Some of those concepts seem too far off to ponder, but a year is a lifetime in the technology field. So on the cusp of 2015, we talked with a trio of experts in the medical device field to solicit their projections for the next 365 days.

Dr. Paul Wetter, chairman of the Society of Laparoendoscopic Surgeons, believes that the biggest technological advancements in the healthcare device industry for 2015 will undoubtedly occur at the intersection of mobile computing power and medicine.

Wetter, who said he has been “tracking the things related to these technologies for a number of years,” predicts a “tsunami of change” in the field of programs “that interact with that supercomputer in your pocket, your phone.”

Although robotics-assisted surgery is known as an expensive technology — sometimes prohibitively so — Wetter believes that additional advances in the field can help offload the computing power required to support such high-end techniques.

“Just about everything in our lives today has been robot-assisted,” he said. “There are computers in our refrigerators, in our cars, just about every place else. Those same things are coming into the surgical field. Even though it’s an expensive technology … prices are going to come down, technologies are going to evolve.”

Hospitals have so much invested in their existing equipment infrastructure, Wetter said, that it will only make sense for them to harness the power of those systems in the future build-outs of their inventory.

“As they see some of these devices come online, they’ll see them as being more useful,” he said. “Why would someone build an expensive computing thing to run a piece of equipment in the operating room when you have more computing power in your cellphone? They’ll bring a lot more benefit to their programs as those technologies come up more.”

If such a scenario seems too far-fetched to conceive, Wetter points out that the processing power in a cell phone is greater than that used by NASA to put a man on the moon. He calls distributed cellphone computing power “probably one of the least known things in most areas of medicine that’s going to have the most impact and be the most disruptive.”

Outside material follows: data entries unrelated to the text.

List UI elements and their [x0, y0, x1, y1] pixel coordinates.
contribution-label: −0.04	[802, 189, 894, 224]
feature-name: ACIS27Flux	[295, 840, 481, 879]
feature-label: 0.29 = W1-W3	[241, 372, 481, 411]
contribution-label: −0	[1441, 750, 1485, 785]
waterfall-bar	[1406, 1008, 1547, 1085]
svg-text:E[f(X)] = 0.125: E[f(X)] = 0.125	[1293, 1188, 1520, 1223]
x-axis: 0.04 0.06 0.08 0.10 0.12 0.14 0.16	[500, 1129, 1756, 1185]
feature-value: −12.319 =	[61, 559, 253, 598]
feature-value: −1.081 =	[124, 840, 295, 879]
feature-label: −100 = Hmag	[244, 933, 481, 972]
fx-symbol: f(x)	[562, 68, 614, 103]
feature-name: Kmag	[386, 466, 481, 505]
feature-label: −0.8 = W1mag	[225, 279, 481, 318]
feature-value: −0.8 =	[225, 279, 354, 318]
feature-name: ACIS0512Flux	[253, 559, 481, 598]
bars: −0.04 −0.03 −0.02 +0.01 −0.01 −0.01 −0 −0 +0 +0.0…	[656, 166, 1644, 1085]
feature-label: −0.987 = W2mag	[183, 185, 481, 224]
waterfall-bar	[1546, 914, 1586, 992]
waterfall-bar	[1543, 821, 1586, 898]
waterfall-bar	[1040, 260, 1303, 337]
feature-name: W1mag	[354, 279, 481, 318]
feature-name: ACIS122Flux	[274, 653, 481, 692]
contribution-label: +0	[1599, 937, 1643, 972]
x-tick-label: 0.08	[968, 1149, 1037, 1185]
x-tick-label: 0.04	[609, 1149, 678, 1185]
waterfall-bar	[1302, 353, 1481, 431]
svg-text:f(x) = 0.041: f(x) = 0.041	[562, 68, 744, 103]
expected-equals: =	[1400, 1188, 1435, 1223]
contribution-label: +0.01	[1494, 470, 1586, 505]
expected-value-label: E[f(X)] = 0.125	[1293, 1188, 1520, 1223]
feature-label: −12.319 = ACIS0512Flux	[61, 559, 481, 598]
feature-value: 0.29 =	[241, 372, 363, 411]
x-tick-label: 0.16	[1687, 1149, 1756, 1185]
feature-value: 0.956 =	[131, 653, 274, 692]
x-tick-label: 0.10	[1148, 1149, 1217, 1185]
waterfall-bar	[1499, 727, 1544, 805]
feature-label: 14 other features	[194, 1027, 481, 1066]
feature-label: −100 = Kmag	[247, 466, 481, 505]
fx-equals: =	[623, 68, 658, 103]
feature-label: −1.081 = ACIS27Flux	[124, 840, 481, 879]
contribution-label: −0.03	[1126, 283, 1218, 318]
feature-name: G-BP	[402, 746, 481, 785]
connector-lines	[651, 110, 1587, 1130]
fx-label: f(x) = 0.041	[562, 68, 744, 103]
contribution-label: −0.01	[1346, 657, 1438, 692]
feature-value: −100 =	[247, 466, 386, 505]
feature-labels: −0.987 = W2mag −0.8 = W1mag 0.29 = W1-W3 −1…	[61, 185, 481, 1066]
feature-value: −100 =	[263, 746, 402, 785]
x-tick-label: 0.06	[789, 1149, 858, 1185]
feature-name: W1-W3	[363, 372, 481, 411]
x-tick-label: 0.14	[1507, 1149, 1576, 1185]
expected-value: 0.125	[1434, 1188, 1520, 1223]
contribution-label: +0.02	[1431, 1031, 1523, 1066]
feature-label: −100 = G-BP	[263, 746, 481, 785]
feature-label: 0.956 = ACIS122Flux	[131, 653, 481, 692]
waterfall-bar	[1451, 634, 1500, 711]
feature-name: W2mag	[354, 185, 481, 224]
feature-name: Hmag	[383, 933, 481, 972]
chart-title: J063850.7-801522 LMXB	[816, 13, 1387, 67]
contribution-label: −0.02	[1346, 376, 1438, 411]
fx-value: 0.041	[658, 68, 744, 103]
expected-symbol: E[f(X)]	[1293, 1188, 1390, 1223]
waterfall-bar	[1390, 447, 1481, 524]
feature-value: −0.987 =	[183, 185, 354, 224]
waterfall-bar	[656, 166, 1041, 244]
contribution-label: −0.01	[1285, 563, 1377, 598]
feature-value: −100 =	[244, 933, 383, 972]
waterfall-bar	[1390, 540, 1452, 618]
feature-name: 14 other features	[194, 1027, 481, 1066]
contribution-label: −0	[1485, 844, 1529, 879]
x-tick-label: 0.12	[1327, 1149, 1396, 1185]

“Just like you look at Yelp to tell you what’s a good restaurant, or you use Uber to get a ride, there are hundreds of devices that are going to allow us to link a cellphone to things we would have monitored in an ICU 10 years ago,” Wetter said. “Just like computers were to the music industry and Yelp was to restaurants, this is going to be very, very disruptive.”

Wetter also believes that maintenance, which “has been a big problem because it requires an entire team” to manage, will become easier as technology advances; from the development of preventive maintenance apps to other technologies that could notify maintenance crews to come and fix the problem. After all, he said, “I have a fire alarm system and a smoke alarm system for my house accessible on my cellphone.”